The Reserve Bank of Australia (RBA) has left the official cash rate unchanged at 1.5%.
RBA Governor Philip Lowe made no notable changes to his statement accompanying the monetary policy decision.
While sticking to its 3% growth target over the next couple of years, the bank is aware of the challenges involved as the economy transitions away from the mining boom. On the subject of non-mining investment, the bank’s tone changed slightly in its latest statement.
While it said in March and April that non-mining investment had shown signs of growth over the past year, today the bank wrote that “non-mining investment remains low as a share of GDP and a stronger pick-up would be welcome”.
On the key themes of housing and the labour market, the bank repeated its assertions from the April statement that financial stability risks and slow wage growth remained central on its radar.
While highlighting the relatively high level of unemployment, the bank slightly adjusted its wording on the labour market following a strong employment report in mid-April.
“Indicators of the labour market remain mixed.
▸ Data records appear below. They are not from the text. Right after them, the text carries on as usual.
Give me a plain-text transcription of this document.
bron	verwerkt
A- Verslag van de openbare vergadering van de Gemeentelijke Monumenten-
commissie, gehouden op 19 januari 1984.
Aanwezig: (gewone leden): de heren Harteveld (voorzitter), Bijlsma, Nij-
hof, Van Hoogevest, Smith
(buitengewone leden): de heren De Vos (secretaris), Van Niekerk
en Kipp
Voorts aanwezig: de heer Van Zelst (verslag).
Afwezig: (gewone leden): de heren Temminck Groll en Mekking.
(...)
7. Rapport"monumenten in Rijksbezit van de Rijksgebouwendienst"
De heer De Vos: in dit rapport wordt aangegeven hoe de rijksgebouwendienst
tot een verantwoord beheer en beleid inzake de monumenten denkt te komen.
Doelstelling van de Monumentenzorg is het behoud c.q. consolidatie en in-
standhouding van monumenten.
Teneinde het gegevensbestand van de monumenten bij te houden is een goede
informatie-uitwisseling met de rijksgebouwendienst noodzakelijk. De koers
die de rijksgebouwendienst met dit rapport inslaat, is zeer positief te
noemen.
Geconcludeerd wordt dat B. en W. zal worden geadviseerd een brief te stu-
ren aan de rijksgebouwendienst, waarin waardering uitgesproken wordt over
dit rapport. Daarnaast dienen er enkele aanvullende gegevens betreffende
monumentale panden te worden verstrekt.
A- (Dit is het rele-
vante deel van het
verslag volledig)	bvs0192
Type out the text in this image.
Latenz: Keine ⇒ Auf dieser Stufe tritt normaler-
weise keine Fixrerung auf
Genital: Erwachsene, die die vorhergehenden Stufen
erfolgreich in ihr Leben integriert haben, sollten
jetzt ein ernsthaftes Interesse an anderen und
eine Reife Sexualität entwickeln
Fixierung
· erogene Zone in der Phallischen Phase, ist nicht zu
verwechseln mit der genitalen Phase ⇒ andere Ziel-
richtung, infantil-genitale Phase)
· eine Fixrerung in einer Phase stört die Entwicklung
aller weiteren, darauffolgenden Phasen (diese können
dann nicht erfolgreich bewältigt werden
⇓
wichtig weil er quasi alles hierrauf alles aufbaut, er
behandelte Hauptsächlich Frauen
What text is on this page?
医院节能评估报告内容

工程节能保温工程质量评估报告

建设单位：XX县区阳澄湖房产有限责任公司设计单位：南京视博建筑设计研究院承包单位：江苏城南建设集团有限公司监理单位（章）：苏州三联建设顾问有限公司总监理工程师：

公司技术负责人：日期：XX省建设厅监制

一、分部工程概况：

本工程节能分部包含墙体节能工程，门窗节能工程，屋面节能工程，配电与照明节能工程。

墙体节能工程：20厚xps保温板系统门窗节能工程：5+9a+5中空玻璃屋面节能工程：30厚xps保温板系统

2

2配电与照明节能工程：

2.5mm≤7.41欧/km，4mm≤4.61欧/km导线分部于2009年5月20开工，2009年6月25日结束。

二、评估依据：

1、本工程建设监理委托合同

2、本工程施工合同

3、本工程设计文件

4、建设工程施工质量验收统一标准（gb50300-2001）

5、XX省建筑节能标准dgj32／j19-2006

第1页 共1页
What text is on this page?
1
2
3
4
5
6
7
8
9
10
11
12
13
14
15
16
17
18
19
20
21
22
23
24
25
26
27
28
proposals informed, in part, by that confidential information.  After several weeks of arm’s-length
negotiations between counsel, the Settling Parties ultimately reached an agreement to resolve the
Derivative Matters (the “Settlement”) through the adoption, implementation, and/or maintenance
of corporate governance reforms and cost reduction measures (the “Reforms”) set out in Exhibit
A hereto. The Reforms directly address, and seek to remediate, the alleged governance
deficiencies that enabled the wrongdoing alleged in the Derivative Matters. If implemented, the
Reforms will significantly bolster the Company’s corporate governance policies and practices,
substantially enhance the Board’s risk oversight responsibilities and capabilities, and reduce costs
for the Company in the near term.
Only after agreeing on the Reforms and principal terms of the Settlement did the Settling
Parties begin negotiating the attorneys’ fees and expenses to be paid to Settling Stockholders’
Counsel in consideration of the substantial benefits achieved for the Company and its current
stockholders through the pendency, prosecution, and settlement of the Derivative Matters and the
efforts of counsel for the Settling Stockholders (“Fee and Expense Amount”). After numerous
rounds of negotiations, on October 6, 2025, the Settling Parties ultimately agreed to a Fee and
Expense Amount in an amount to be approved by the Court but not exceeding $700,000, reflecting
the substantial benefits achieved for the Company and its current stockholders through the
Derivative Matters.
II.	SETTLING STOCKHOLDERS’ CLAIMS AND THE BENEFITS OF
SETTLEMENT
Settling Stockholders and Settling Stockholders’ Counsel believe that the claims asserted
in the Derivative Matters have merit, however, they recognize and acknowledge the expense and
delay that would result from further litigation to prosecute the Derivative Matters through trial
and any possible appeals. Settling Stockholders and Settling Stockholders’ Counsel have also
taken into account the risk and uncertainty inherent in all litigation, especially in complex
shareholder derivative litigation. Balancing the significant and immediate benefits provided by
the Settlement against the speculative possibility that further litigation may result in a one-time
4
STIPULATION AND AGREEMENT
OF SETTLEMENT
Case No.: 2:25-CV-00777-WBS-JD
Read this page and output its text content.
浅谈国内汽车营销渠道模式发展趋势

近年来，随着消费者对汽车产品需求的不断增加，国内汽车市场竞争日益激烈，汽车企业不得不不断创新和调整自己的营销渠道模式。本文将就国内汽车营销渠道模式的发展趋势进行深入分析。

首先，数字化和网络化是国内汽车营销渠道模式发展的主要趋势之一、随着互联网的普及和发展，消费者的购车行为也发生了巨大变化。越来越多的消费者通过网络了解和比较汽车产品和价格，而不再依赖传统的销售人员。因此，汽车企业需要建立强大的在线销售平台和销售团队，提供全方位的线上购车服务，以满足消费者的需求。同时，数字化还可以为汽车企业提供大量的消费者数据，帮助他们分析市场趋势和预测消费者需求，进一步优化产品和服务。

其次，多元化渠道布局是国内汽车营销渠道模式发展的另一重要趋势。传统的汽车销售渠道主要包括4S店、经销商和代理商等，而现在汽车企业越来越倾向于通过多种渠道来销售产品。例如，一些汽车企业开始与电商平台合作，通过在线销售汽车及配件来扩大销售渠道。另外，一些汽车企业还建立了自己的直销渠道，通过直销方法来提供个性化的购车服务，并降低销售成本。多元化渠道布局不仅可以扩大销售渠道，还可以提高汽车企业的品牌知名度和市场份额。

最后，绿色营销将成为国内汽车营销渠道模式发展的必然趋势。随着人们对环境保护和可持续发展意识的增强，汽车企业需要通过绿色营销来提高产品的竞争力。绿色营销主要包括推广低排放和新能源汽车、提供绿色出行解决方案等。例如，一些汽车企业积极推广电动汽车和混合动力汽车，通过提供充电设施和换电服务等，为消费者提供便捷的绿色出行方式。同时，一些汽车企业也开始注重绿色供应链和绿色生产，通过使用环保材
The unemployment rate has moved a little higher over recent months, but employment growth has been a little stronger,” the bank said.
The bank said that it still expects the unemployment rate to steadily decrease over time. However, it changed its wording from “wage growth remains slow” to “wages growth remains slow and this is likely to remain the case for a while yet”.
According to JP Morgan analyst Sally Auld, that another key indicator that rates aren’t going anywhere.
“This is a clear indication that rate hikes are a distant prospect – the RBA will not be hiking until there is a sustained recovery in labour incomes,” Auld said.
Slow wage growth will be a factor in the RBA’s inflationary expectations, given that some measures of consumption such as retail spending fell in last week’s inflation report for the March quarter.
The bank was relatively positive today in its reference to last weeks’ CPI data, noting that headline inflation increased in line with expectations.
The result seems to have given the RBA some level of comfort that inflation has at least stabilised, and the overall tone of this month’s statement was a little more positive.
“Growth in consumption is expected to remain moderate and broadly in line with incomes,” it said. “In underlying terms, inflation is running at around 1.75%, a little higher than last year. A gradual further increase in underlying inflation is expected as the economy strengthens.”
That was somewhat more bullish in tone than the April statement, when the bank said that “the rise in underlying inflation is expected to be a bit more gradual with growth in labour costs remaining subdued”.
On the subject of housing, the bank repeated its concerns about the pace of growth in household debt. It was optimistic that the recent macro-prudential measures would help address the risk associated with high household debt.
The bank highlighted the variability in growth across different markets, and introduced a new line about supply: “In the eastern capital cities, a considerable additional supply of apartments is scheduled to come on stream over the next couple of years.”
That replaced comments in the April statement putting the onus on lenders to be responsible in determining loan serviceability requirements.
In adopting a neutral stance in today’s statement, the RBA confirmed the general market consensus that rates will stay on hold at 1.5% for the remainder of 2017.
The bank will be closely monitoring signs of any further weakness in the labour market, which would be the only driver for the RBA to cut rates further given the ongoing concerns about financial stability.